Capaian UMK tertinggi ini menarik perhatian publik karena dinilai mencerminkan komitmen Pemerintah Kabupaten Kotabaru dalam meningkatkan kesejahteraan pekerja sekaligus memperkuat fondasi perekonomian daerah.
Bupati Kotabaru Muhammad Rusli menyampaikan bahwa kebijakan penetapan UMK tersebut merupakan bentuk keberpihakan pemerintah daerah kepada para pekerja agar memperoleh penghasilan yang lebih layak. Hal tersebut ia sampaikan melalui akun media sosial pribadinya sebagai respons atas penetapan UMK tahun 2026.
Menurutnya, peningkatan upah minimum diharapkan mampu mendorong kesejahteraan masyarakat secara berkelanjutan, seiring dengan upaya pemerintah daerah dalam menjaga stabilitas dan pertumbuhan ekonomi.
Kenaikan UMK Kotabaru juga diproyeksikan berdampak langsung terhadap peningkatan daya beli masyarakat. Dengan daya beli yang meningkat, aktivitas ekonomi di daerah diharapkan semakin bergerak, sehingga memberikan efek positif bagi sektor usaha dan lapangan kerja.
Selain itu, kebijakan ini diharapkan dapat menciptakan iklim kerja yang lebih adil, meningkatkan produktivitas tenaga kerja, serta mendorong pertumbuhan ekonomi yang inklusif di Kabupaten Kotabaru.

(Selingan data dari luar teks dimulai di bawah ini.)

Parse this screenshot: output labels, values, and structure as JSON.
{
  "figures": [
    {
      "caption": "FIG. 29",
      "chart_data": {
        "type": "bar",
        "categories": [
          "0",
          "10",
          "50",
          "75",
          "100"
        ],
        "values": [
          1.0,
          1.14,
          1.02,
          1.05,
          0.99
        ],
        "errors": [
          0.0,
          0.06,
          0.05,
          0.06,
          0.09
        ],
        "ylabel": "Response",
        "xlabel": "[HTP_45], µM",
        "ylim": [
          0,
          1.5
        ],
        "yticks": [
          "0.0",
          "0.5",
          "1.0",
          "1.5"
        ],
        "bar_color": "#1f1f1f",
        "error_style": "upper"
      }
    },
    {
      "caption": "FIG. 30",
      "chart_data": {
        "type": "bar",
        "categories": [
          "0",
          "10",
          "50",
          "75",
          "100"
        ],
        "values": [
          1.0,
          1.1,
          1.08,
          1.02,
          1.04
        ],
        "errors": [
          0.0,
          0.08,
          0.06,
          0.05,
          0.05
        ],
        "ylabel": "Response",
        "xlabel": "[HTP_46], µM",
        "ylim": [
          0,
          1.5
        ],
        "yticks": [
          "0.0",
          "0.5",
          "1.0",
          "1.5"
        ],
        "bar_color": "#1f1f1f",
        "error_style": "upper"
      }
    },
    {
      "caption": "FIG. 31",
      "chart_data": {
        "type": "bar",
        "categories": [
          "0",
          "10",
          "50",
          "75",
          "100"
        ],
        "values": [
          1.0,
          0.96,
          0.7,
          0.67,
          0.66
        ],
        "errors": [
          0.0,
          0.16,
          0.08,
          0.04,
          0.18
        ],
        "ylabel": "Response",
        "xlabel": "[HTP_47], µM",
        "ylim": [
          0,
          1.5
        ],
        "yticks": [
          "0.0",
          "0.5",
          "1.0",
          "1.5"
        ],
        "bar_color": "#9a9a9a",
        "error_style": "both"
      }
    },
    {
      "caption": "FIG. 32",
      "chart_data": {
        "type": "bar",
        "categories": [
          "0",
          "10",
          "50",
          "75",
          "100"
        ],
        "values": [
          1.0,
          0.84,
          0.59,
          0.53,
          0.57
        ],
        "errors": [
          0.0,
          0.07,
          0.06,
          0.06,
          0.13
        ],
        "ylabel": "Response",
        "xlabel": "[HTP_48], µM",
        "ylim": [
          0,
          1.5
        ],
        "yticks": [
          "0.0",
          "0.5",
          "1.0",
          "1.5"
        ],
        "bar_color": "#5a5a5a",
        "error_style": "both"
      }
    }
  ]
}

Dengan ditetapkannya UMK tertinggi di Kalimantan Selatan pada tahun 2026, Kabupaten Kotabaru kini menjadi salah satu daerah yang disorot dalam kebijakan pengupahan regional. Pemerintah daerah berharap kebijakan ini dapat memberikan manfaat nyata bagi pekerja, dunia usaha, serta pembangunan ekonomi daerah secara menyeluruh.